Klikduakali.id – Kinerja Badan Amil Zakat Nasional (BAZNAS) Kabupaten Subang mendadak jadi sorotan. Baru memasuki 100 hari masa kerja, lembaga tersebut sukses mencatat sederet capaian besar mulai dari transformasi tata kelola, lonjakan pengumpulan zakat hingga berhasil meraih opini Wajar Tanpa Pengecualian (WTP) atas audit laporan keuangan.
Capaian itu dipaparkan langsung dalam agenda evaluasi dan pemaparan kinerja yang digelar di Subang. Dalam laporan tersebut, BAZNAS Subang menyebut total pengumpulan zakat hingga 22 April 2026 mencapai lebih dari Rp35,6 miliar. Angka fantastis itu menjadi sinyal meningkatnya kepercayaan masyarakat terhadap pengelolaan zakat di Kabupaten Subang.
Tak hanya soal angka, BAZNAS Subang juga menegaskan fokus mereka pada pembenahan sistem tata kelola agar lebih transparan dan profesional. Hasilnya mulai terlihat setelah lembaga tersebut berhasil mengantongi opini WTP dalam audit laporan keuangan, sebuah pencapaian yang dianggap penting untuk menjaga kredibilitas lembaga di mata publik.
Wakil Bupati Subang, H. Agus Masykur Rosyadi, turut memberikan apresiasi terhadap capaian tersebut. Ia menilai langkah BAZNAS Subang dalam memperluas pengumpulan zakat dan meningkatkan tata kelola menjadi bukti bahwa lembaga zakat bisa bergerak modern dan berdampak langsung bagi masyarakat.

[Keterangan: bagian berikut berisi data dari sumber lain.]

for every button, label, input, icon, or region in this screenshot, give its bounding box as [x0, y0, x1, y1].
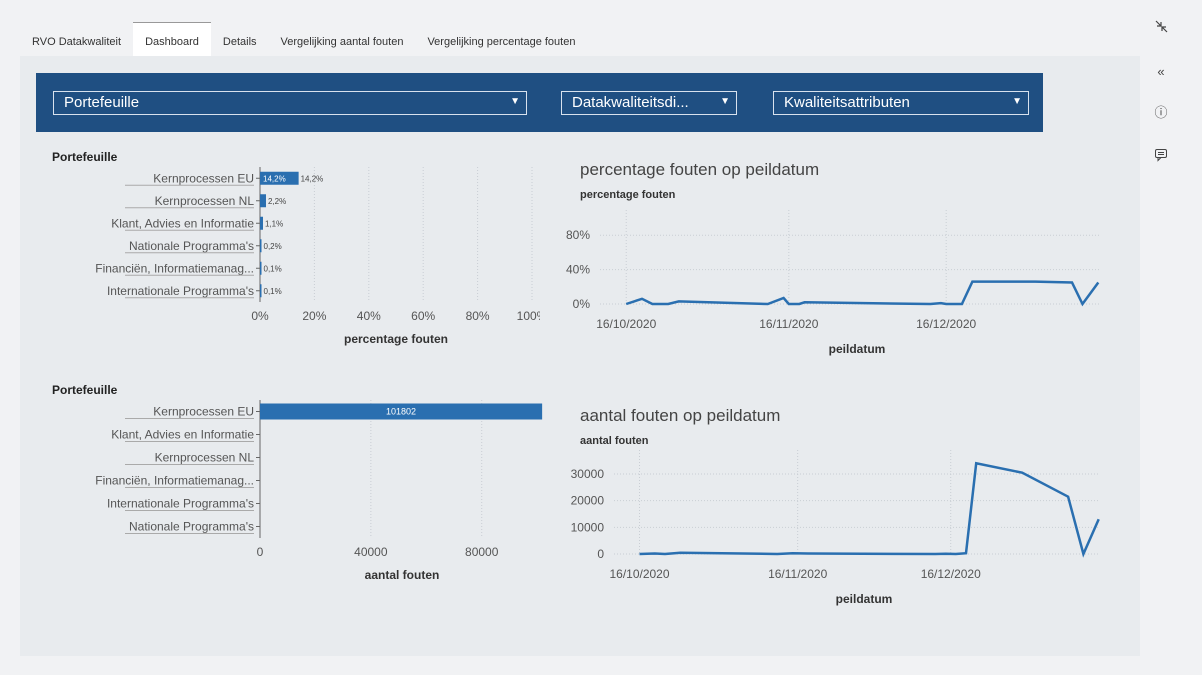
y-category-label: Financiën, Informatiemanag... — [95, 474, 254, 488]
bar-data-label: 0,2% — [264, 242, 282, 251]
bar-data-label: 2,2% — [268, 197, 286, 206]
y-category-label: Internationale Programma's — [107, 497, 254, 511]
tab-vergelijking-percentage-fouten[interactable]: Vergelijking percentage fouten — [427, 36, 576, 48]
bar-data-label: 1,1% — [265, 219, 283, 228]
y-tick-label: 30000 — [571, 467, 605, 481]
x-axis-title: peildatum — [836, 592, 893, 606]
bar-data-label: 0,1% — [264, 264, 282, 273]
x-tick-label: 0% — [251, 309, 269, 323]
info-icon[interactable]: ⓘ — [1154, 105, 1168, 120]
dashboard-canvas: Portefeuille ▼ Datakwaliteitsdi... ▼ Kwa… — [20, 56, 1140, 656]
bar — [260, 284, 262, 298]
y-category-label: Nationale Programma's — [129, 520, 254, 534]
portefeuille-dropdown-label: Portefeuille — [64, 94, 140, 111]
y-tick-label: 0% — [573, 297, 591, 311]
kwaliteitsattributen-dropdown-label: Kwaliteitsattributen — [784, 94, 910, 111]
y-tick-label: 20000 — [571, 494, 605, 508]
x-tick-label: 16/10/2020 — [596, 317, 656, 331]
bar — [260, 171, 299, 185]
bar — [260, 261, 262, 275]
x-axis-title: aantal fouten — [365, 568, 440, 579]
kwaliteitsattributen-dropdown[interactable]: Kwaliteitsattributen ▼ — [773, 91, 1029, 115]
series-line — [625, 280, 1100, 307]
bar — [260, 194, 266, 208]
y-tick-label: 40% — [566, 263, 590, 277]
datakwaliteitsdimensie-dropdown-label: Datakwaliteitsdi... — [572, 94, 689, 111]
y-category-label: Klant, Advies en Informatie — [111, 428, 254, 442]
x-tick-label: 80000 — [465, 545, 499, 559]
triangle-down-icon: ▼ — [1012, 96, 1022, 107]
filter-bar: Portefeuille ▼ Datakwaliteitsdi... ▼ Kwa… — [36, 73, 1043, 132]
x-tick-label: 40% — [357, 309, 381, 323]
tab-details[interactable]: Details — [222, 36, 257, 48]
datakwaliteitsdimensie-dropdown[interactable]: Datakwaliteitsdi... ▼ — [561, 91, 737, 115]
bar — [260, 239, 262, 253]
tab-bar: RVO Datakwaliteit Dashboard Details Verg… — [20, 22, 587, 56]
x-tick-label: 80% — [466, 309, 490, 323]
triangle-down-icon: ▼ — [510, 96, 520, 107]
y-category-label: Klant, Advies en Informatie — [111, 216, 254, 230]
x-tick-label: 60% — [411, 309, 435, 323]
minimize-arrows-icon[interactable] — [1152, 18, 1170, 37]
x-tick-label: 16/12/2020 — [916, 317, 976, 331]
y-tick-label: 80% — [566, 228, 590, 242]
tab-dashboard[interactable]: Dashboard — [133, 22, 211, 56]
tab-vergelijking-aantal-fouten[interactable]: Vergelijking aantal fouten — [280, 36, 404, 48]
x-tick-label: 0 — [257, 545, 264, 559]
y-category-label: Financiën, Informatiemanag... — [95, 261, 254, 275]
x-tick-label: 20% — [302, 309, 326, 323]
pct-bar-chart: 0% 20% 40% 60% 80% 100% Kernprocessen EU 14,2% K… — [95, 167, 540, 346]
bar — [260, 403, 543, 420]
y-category-label: Kernprocessen EU — [153, 405, 254, 419]
y-category-label: Kernprocessen NL — [155, 194, 255, 208]
x-tick-label: 16/12/2020 — [921, 567, 981, 581]
y-tick-label: 0 — [597, 547, 604, 561]
x-tick-label: 100% — [517, 309, 540, 323]
series-line — [639, 461, 1100, 558]
x-tick-label: 16/11/2020 — [759, 317, 818, 331]
x-tick-label: 16/10/2020 — [609, 567, 669, 581]
collapse-icon[interactable]: « — [1157, 64, 1165, 79]
y-axis-title: percentage fouten — [580, 189, 676, 201]
y-category-label: Internationale Programma's — [107, 284, 254, 298]
x-tick-label: 16/11/2020 — [768, 567, 827, 581]
tab-rvo-datakwaliteit[interactable]: RVO Datakwaliteit — [32, 36, 122, 48]
y-category-label: Kernprocessen EU — [153, 171, 254, 185]
y-tick-label: 10000 — [571, 520, 605, 534]
y-axis-title: aantal fouten — [580, 435, 649, 447]
count-line-chart-title: aantal fouten op peildatum — [580, 406, 781, 425]
count-bar-chart-title: Portefeuille — [52, 383, 118, 397]
bar-data-label: 0,1% — [264, 287, 282, 296]
x-axis-title: peildatum — [829, 342, 886, 356]
triangle-down-icon: ▼ — [720, 96, 730, 107]
y-category-label: Nationale Programma's — [129, 239, 254, 253]
bar — [260, 216, 263, 230]
pct-line-chart-title: percentage fouten op peildatum — [580, 160, 820, 179]
comment-icon[interactable] — [1152, 148, 1170, 165]
x-axis-title: percentage fouten — [344, 332, 448, 346]
y-category-label: Kernprocessen NL — [155, 451, 255, 465]
portefeuille-dropdown[interactable]: Portefeuille ▼ — [53, 91, 527, 115]
x-tick-label: 40000 — [354, 545, 388, 559]
pct-line-chart: percentage fouten 0% 40% 80% 16/10/2020 16/11… — [566, 189, 1100, 356]
count-bar-chart: 0 40000 80000 Kernprocessen EU Klant, Advies… — [95, 400, 543, 579]
pct-bar-chart-title: Portefeuille — [52, 150, 118, 164]
bar-inside-label: 14,2% — [263, 174, 286, 183]
count-line-chart: aantal fouten 0 10000 20000 30000 16/10/2020 1… — [571, 435, 1100, 606]
bar-data-label: 101802 — [386, 407, 416, 417]
bar-data-label: 14,2% — [301, 174, 324, 183]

Menariknya, transformasi yang dilakukan BAZNAS Subang bukan hanya soal administrasi. Mereka juga mulai aktif menjalankan berbagai program pemberdayaan masyarakat, pelatihan hingga penguatan sektor keagamaan sebagai bagian dari pemanfaatan dana zakat yang lebih produktif.
Dengan capaian besar di awal masa kerja ini, publik kini mulai menaruh harapan tinggi agar BAZNAS Subang mampu mempertahankan tren positif dan terus menghadirkan program-program yang benar-benar dirasakan manfaatnya oleh masyarakat luas. (Redaksi : klikduakali-CA)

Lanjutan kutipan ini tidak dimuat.